Of the 80 randomized subjects and median smoking rate was 20 cigarettes per day. At the end of the medication phase, the biochemically confirmed 7-day point prevalence smoking abstinence was 10% (4/40) for the placebo group and 2.5% (1/40) for the OROS-MPH group. Nicotine withdrawal was not found to differ significantly between treatment groups during the first 14 days following the start of medication prior to the target quit date (p = 0.464) or during the first 14 days following the target quit date (p = 0.786).
We observed no evidence of efficacy of OROS-MPH to aid smokers to stop smoking. Although there are biologically plausible hypotheses that support the use of OROS-MPH for treating tobacco dependence, we found no evidence to support such hypotheses. In addition to no increase in smoking abstinence, we saw no effect of OROS-MPH for tobacco withdrawal symptom relief and no change in smoking rates was observed in the OROS-MPH group compared to the placebo group.

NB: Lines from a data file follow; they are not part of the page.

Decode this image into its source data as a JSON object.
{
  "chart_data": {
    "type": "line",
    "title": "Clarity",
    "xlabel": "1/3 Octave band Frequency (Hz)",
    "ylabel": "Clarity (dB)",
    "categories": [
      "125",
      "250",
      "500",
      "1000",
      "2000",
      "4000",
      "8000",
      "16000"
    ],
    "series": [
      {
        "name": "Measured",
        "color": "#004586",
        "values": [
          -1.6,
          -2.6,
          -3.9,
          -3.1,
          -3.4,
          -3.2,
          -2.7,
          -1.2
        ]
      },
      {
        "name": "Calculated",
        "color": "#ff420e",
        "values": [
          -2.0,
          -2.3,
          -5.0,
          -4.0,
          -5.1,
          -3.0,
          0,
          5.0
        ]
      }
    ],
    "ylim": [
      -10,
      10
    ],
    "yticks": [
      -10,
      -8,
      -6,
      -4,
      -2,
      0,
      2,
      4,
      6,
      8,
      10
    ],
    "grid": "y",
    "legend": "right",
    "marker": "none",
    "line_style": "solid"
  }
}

哌甲酯通过与突触前细胞膜上的多巴胺转运体结合来阻止多巴胺的再摄取,并提高细胞外多巴胺水平。尼古丁和哌甲酯在神经心理效应上的相似性使其成为一个有趣的潜在治疗选择。先前对吸烟者使用哌甲酯的研究表明,它可能对缓解尼古丁戒断症状有有益作用,但在帮助患有注意力缺陷多动障碍(ADHD)的吸烟者戒烟方面没有显示出疗效。
为了研究缓解尼古丁戒断症状和促进戒烟的潜在疗效,我们进行了一项随机、双盲、安慰剂对照的II期研究,将80名成年吸烟者分为两组,一组每天服用一次目标剂量为54毫克/天的渗透释放口服系统哌甲酯(OROS-MPH,商品名:康奈达),共8周,另一组服用安慰剂。
80名随机分组的受试者,平均吸烟率为每天20支香烟。在用药阶段结束时,经生化确认的7天点患病率戒烟率,安慰剂组为10%(4/40),OROS-MPH组为2.5%(1/40)。在目标戒烟日期之前开始用药后的前14天内(p = 0.464)或目标戒烟日期之后的前14天内(p = 0.786),各治疗组之间的尼古丁戒断情况没有显著差异。
我们没有观察到OROS-MPH有助于吸烟者戒烟的疗效证据。尽管有生物学上合理的假设支持使用OROS-MPH治疗烟草依赖,但我们没有发现支持这些假设的证据。除了戒烟率没有增加外,我们还发现OROS-MPH对缓解烟草戒断症状没有效果,与安慰剂组相比,OROS-MPH组的吸烟率没有变化。